Our world-leading genomics capacity has allowed us to identify these different strains when they have appeared in the UK. Where we have seen evidence of the South African variant or other worrying mutations, we have moved to deploy surge testing to try and stop it spreading any further.

It is a timely reminder that currently, even with the vaccine rollout going well, we all need to live by the national restrictions and act as if we might have the virus to stop us spreading it.

We have also taken stringent measures to stop new variant cases coming into the country, with travel bans for over 30 countries identified as having the highest risk of importing these variants. This is in addition to the negative test you need to arrive in the country, and the 10-day quarantine you must undertake once you are here.

I know the government is working at speed to introduce a further measure of enforced hotel quarantine for arrivals from high-risk countries to introduce yet another barrier against these variants coming into the UK.

Our brilliant scientists and medical advisers are now working on the potential for new versions of existing vaccines to offer further protections against COVID variants.
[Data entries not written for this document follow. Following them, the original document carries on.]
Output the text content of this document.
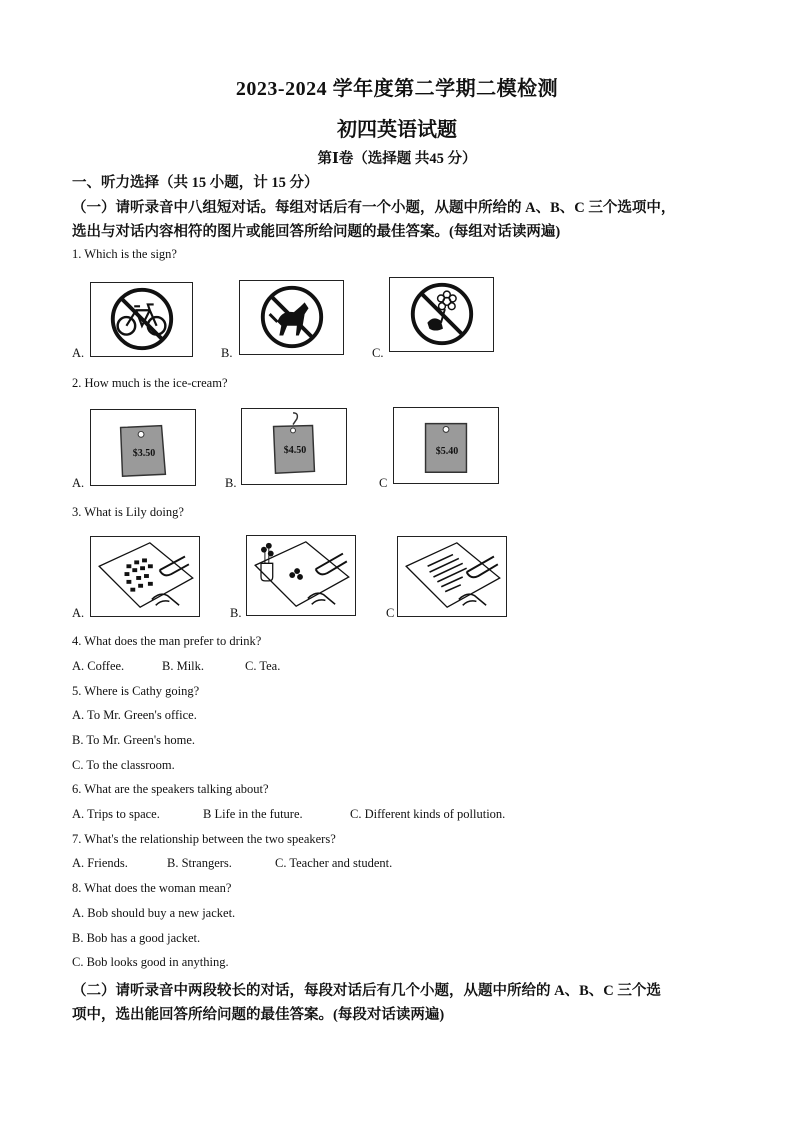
2023-2024 学年度第二学期二模检测
初四英语试题
第Ⅰ卷（选择题 共45 分）
一、听力选择（共 15 小题，计 15 分）
（一）请听录音中八组短对话。每组对话后有一个小题，从题中所给的 A、B、C 三个选项中，
选出与对话内容相符的图片或能回答所给问题的最佳答案。(每组对话读两遍)
1. Which is the sign?
A.	B.	C.
2. How much is the ice-cream?
A.	B.	C
$3.50	$4.50	$5.40
3. What is Lily doing?
A.	B.	C
4. What does the man prefer to drink?
A. Coffee.	B. Milk.	C. Tea.
5. Where is Cathy going?
A. To Mr. Green's office.
B. To Mr. Green's home.
C. To the classroom.
6. What are the speakers talking about?
A. Trips to space.	B Life in the future.	C. Different kinds of pollution.
7. What's the relationship between the two speakers?
A. Friends.	B. Strangers.	C. Teacher and student.
8. What does the woman mean?
A. Bob should buy a new jacket.
B. Bob has a good jacket.
C. Bob looks good in anything.
（二）请听录音中两段较长的对话，每段对话后有几个小题，从题中所给的 A、B、C 三个选
项中，选出能回答所给问题的最佳答案。(每段对话读两遍)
Last week we announced an agreement with the manufacture CureVac to allow new varieties of vaccines based on messenger RNA technology to be developed quickly and to procure 50 million doses of a new version of a vaccine, if it is required.

But we should bear in mind that recent studies show the vaccines being deployed right now across the UK appear to work well against the COVID-19 variants currently dominant in the UK. In terms of other variants, not in the UK, we need to be aware that even where a vaccine has reduced efficacy in preventing infection there may still be good efficacy against severe disease, hospitalisation, and death. This is vitally important for protecting the healthcare system.

While it is right and necessary to prepare for the deployment of an updated vaccine, we can take confidence from the current roll out and the protection it will provide all of us against this terrible disease.

We are ready to protect our most vulnerable and stay a step ahead of the virus, whatever it throws at us.

Thanks to the work you’re doing, we’re getting safer every day. But even though this programme is accelerating rapidly, this is still a lethal virus that is capable of causing devastation and disruption.

So while the vaccinators do their work, we must all keep following the steps that we know make a big difference: hands, face, space, and if you have symptoms get a test.